IN LIBRERIA C’E’ «FAN(TASTICI)», VIAGGIO NELL’ITALIA ENTUSIASTA CHE CREDE NEGLI IDOLI POP

La giornalista Lorenza Sebastiani ha fatto una full immersion nel mondo delle principali fandom italiane di spettacolo, andando a scovare storie incredbili di un Paese (mica tanto) sommerso.

Che cosa hanno in comune Geolier e Vasco Rossi? Laura Pausini e Ultimo? Renato Zero e i Måneskin? Una cosa sola, potentissima: fan disposti a tutto per loro. È da questa intuizione che nasce «Fan(tastici). Il mondo segreto di chi vive sotto il palco», libro di Lorenza Sebastiani uscito per Arcana. Un viaggio nel cuore pulsante della musica, dove per una volta il protagonista non è l’artista, ma chi lo segue. In genere con un puntiglio non comune, usando un eufemismo.

Il volume raccoglie storie, testimonianze e incontri con gli esponenti di dodici fandom diversi: da Renato Zero a Jovanotti, da Caparezza ad Annalisa, da Achille Lauro ai Måneskin, fino a Vasco Rossi, Laura Pausini, Ultimo, Baby Gang, Geolier e Olly.

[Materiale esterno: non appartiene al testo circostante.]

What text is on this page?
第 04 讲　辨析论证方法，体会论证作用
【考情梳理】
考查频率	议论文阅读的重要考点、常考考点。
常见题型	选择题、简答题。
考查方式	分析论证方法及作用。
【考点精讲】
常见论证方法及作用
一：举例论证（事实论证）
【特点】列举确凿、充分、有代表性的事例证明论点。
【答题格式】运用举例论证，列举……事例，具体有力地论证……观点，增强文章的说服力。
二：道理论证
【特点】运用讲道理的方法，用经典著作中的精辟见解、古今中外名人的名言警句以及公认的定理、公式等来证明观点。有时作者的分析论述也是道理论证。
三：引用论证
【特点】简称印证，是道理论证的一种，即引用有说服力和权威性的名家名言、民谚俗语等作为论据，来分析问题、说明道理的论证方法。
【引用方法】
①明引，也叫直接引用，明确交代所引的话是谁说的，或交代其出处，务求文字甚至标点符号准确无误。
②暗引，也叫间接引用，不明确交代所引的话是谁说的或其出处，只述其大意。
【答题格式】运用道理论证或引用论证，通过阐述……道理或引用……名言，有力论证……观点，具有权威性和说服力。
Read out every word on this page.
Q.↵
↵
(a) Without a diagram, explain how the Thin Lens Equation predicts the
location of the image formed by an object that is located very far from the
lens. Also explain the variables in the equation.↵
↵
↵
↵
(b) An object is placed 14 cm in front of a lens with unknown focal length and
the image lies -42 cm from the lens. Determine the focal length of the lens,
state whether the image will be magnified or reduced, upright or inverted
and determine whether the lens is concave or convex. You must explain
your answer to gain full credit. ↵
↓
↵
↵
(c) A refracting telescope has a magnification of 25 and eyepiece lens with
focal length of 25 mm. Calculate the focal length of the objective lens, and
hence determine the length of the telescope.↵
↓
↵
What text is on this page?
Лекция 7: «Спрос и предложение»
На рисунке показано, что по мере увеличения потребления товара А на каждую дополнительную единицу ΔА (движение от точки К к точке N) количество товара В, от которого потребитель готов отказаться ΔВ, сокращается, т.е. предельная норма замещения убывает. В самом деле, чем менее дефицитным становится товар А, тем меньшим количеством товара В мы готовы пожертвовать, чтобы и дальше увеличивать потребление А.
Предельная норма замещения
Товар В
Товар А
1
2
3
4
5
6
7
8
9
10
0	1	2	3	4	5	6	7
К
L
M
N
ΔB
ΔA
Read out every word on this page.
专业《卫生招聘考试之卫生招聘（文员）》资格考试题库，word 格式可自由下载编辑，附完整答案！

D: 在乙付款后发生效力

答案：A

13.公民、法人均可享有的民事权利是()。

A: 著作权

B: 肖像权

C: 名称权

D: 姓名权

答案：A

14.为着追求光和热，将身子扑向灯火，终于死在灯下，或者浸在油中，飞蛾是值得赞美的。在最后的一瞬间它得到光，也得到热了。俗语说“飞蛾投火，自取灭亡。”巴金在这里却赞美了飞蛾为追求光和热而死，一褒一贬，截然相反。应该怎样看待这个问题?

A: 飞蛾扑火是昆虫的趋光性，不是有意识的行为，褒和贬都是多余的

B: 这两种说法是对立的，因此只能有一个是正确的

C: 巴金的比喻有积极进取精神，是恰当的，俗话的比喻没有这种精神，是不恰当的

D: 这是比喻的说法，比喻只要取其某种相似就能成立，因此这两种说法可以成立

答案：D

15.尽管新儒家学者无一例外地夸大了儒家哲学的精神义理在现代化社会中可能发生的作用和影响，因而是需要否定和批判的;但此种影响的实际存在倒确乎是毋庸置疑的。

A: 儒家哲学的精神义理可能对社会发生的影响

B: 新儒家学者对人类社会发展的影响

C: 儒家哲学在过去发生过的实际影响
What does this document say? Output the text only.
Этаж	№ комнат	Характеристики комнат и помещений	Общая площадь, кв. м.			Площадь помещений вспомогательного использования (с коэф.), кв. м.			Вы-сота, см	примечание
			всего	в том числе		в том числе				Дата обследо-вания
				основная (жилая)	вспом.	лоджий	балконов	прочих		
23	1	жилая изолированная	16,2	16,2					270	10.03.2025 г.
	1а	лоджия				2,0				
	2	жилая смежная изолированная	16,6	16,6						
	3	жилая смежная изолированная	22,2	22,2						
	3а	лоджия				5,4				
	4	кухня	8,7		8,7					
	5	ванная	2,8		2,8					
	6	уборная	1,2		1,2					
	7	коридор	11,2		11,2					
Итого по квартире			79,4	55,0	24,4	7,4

Un mosaico che attraversa generazioni, generi musicali e modi opposti di vivere la passione, ma che rivela un tratto comune: la musica non è solo ascolto, è identità.

Quando essere fan diventa un’impresa

Tra le storie più incredibili c’è quella di Mimmo Restifo (nella foto d’apertura), devoto di Laura Pausini, che nel 2009 ha seguito 60 concerti della stessa artista in un solo tour, attraversando Italia, Europa, Stati Uniti, Canada, Brasile e Messico. Un primato entrato nel Guinness World Records che racconta meglio di qualsiasi teoria cosa significhi trasformare una canzone in un pezzo di vita.

C’è poi Jacopo Fiorucci, fan di Jovanotti, che ha costruito nella propria casa una vera e propria “Jovateca”: un archivio personale fatto di immagini, oggetti, biglietti, dischi e ricordi. Un museo privato che è insieme memoria, rito e dichiarazione d’amore.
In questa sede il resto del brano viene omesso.